Developers are hungrily eyeing Dade's agricultural heartland, where farmers are a dwindling breed

"Pardon me, is that your home?
"The house you worked so hard to own.
Sure would make a nice hotel.
We have ways to make you sell!"

The rangers tear through the house, raiding the refrigerator, throwing mother and daughter down the stairs, stripping a portrait of George Washington off the wall. This, as they sing about the ease of home invasion. The video ends with an image of the family locked in a cattle truck and carted away.

As the lights went up in the commission chambers, opponents of the park's proposal clapped. Superintendent Frost fumed. "I was stunned," he remembers. "It was so extreme, bigoted, and insulting. At first it was very uncomfortable to sit there and not respond, but it was overkill on their part."

Frost believes the film backfired on the Farm Bureau. Out of the commission meeting came a working group of land-holding interests, environmentalists, and government officials. The forum has obligated the parties to work toward consensus. "We got to know each other personally," says Frost. "There are no more cheap shots in public -- with the exception of Tom Kirby. That's his modus operandi."

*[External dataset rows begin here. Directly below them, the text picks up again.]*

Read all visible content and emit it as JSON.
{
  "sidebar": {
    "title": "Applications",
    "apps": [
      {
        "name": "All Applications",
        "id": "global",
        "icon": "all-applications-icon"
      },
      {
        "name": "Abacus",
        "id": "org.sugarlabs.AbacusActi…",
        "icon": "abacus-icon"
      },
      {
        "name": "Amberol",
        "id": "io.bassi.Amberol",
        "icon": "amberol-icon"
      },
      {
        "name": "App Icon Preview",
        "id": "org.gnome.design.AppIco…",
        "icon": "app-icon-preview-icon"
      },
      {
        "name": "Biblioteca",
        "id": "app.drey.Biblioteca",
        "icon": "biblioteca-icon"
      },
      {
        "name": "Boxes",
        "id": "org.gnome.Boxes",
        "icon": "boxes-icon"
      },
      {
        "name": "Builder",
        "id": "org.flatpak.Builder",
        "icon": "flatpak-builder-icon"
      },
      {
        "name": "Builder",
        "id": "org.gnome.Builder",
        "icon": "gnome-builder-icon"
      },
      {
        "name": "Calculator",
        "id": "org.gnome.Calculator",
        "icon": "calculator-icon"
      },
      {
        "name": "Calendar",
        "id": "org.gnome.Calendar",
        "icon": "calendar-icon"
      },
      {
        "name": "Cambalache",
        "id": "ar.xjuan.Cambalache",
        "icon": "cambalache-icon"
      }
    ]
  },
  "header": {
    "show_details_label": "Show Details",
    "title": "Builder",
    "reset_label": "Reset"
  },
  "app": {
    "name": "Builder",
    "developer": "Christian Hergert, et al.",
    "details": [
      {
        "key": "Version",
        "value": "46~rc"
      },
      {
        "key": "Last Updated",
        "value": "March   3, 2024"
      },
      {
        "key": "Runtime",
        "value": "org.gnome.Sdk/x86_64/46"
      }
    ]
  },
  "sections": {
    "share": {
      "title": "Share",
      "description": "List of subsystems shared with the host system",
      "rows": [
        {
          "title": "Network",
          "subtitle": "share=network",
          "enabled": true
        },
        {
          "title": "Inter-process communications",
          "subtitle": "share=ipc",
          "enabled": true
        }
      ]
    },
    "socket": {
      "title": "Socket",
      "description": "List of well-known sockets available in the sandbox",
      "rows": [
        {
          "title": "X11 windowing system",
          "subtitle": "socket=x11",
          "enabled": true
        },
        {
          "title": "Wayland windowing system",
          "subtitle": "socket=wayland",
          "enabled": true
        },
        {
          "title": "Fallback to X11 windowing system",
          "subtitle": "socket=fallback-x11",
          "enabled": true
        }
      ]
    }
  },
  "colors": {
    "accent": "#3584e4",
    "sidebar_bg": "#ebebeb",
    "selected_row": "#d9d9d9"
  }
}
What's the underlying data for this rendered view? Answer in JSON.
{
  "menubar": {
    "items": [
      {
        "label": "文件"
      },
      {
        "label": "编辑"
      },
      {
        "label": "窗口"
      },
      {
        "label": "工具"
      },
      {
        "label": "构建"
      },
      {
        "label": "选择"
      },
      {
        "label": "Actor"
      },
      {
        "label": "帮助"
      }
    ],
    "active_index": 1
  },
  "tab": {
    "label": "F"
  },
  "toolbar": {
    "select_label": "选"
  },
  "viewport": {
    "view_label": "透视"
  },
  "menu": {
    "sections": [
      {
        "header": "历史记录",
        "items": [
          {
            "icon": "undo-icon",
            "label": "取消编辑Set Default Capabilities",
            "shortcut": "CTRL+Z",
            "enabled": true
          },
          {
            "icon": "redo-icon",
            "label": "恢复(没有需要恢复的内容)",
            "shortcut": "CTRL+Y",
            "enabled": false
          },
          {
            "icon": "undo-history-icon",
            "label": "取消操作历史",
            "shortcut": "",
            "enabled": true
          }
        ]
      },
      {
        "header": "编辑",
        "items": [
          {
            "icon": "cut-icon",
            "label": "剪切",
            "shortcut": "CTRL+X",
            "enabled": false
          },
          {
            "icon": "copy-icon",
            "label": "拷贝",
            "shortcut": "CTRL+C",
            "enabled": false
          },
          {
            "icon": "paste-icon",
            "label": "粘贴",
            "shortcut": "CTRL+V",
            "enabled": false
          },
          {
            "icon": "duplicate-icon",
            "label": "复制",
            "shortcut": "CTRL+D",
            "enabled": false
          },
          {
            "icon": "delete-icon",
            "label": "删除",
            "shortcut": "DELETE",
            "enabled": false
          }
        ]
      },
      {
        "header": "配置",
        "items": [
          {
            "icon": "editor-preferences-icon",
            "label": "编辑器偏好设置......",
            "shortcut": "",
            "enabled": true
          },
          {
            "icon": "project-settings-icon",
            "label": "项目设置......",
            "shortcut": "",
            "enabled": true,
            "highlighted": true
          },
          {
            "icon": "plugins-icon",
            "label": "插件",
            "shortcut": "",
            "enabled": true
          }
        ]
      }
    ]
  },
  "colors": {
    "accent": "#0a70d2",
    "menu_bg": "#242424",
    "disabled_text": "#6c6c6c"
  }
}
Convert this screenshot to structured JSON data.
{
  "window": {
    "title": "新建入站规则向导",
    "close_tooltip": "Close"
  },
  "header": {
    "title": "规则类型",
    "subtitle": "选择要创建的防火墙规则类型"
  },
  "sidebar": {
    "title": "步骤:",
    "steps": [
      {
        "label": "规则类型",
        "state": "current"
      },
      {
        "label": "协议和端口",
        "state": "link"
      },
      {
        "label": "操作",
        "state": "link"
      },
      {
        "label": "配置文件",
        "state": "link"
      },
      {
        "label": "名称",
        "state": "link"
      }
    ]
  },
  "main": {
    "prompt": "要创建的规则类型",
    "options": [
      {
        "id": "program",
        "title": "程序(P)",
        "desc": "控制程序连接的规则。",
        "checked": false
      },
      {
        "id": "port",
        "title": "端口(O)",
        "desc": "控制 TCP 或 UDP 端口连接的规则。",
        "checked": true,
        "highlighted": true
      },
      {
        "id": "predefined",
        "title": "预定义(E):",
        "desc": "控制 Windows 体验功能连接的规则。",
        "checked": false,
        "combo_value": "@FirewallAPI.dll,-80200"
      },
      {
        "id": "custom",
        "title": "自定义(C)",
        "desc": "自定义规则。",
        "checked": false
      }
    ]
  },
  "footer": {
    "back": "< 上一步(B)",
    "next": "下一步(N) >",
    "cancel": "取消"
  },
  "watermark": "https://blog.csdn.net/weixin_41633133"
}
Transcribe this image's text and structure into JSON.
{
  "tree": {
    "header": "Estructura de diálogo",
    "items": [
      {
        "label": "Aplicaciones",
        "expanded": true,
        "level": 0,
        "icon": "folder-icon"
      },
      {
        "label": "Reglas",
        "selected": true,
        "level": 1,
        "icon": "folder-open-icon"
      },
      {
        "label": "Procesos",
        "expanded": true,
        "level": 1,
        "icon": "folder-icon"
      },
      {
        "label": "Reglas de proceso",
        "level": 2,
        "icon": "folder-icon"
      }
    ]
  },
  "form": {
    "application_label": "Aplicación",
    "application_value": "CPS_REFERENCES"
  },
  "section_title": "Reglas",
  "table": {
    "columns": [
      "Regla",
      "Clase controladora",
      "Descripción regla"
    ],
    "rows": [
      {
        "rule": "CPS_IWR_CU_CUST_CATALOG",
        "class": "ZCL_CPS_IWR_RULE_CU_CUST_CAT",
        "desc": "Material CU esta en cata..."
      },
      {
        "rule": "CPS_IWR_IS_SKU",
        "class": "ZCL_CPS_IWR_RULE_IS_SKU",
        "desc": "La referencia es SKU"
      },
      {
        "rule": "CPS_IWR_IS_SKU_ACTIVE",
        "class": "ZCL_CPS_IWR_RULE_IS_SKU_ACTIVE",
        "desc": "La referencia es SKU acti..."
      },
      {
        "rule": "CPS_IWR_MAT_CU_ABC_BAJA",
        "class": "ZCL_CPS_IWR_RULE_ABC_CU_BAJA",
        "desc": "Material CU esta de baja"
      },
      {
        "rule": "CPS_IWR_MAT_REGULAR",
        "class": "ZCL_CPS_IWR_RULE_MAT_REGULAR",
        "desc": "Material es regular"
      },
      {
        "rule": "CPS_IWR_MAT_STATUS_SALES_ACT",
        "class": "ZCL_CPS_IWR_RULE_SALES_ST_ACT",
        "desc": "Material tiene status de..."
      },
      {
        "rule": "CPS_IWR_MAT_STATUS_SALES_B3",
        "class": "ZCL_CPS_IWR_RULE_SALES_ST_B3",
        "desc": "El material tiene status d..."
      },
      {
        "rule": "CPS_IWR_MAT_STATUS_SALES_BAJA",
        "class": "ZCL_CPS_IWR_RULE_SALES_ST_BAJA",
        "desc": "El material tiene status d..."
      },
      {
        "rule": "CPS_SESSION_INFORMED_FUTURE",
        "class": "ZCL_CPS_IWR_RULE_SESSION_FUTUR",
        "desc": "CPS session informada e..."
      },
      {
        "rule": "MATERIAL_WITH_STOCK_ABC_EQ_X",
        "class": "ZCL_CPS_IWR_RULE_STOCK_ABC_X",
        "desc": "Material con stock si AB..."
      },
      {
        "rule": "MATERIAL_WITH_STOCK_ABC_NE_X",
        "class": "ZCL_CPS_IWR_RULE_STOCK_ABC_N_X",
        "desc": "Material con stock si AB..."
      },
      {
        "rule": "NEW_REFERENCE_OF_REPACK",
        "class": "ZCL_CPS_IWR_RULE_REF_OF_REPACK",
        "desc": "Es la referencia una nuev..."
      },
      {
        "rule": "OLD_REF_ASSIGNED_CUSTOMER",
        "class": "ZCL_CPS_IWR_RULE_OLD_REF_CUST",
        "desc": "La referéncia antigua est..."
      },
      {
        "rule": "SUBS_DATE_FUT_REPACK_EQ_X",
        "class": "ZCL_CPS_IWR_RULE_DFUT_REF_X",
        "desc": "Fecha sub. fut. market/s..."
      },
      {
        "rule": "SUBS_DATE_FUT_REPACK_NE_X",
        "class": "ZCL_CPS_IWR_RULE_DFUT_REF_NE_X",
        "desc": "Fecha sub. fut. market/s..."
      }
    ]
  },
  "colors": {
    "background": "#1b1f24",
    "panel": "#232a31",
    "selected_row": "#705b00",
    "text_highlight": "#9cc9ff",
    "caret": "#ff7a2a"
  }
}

Among those who advocate keeping a whole range of options open, including unlimited development for the Redland, the Farm Bureau is the most strident, says Frost.

"The Farm Bureau says, 'Protect borrowing power.' If that is really what they are interested in, there are ways to do it. I would be happy to be a champion of that cause. But protection for farmers is different from saying that land should be turned into residential. It's a hard reality, but ultimately it's going to take a planning effort."

There are signs that long-range planning will go forward, whether the Farm Bureau wants it to or not. At the end of April, despite Farm Bureau opposition, Dade Mayor Alex Penelas endorsed a contract to perform the agriculture retention study. At a meeting in South Dade, dozens of speakers, farmers, and activists voiced support for the plan.

In an effort perhaps to get Farm Bureau opponents to play along, county planners have said on numerous occasions that they want the plan to look at issues of farm profitability, as well as to incorporate a cost accounting of agriculture that will include its hidden benefits, such as a need for fewer services and the value of open spaces.

Lourdes Rodriguez was among those at the mayor's meeting, where farmers who had never participated in discussions on South Dade spoke up for the first time. Rodriguez is manager of Manny Diaz Farms, which has more than 1000 acres of ornamental plants under cultivation.

"The Farm Bureau philosophy is that this plan is going to tie the hands of farmers as far as what they can do with their own land," she says. "But it can't be everyone just doing what they want. If you have unplanned, uncontrolled development, then you really lose the value of your land. You can do houses anywhere, but you can't replace marl.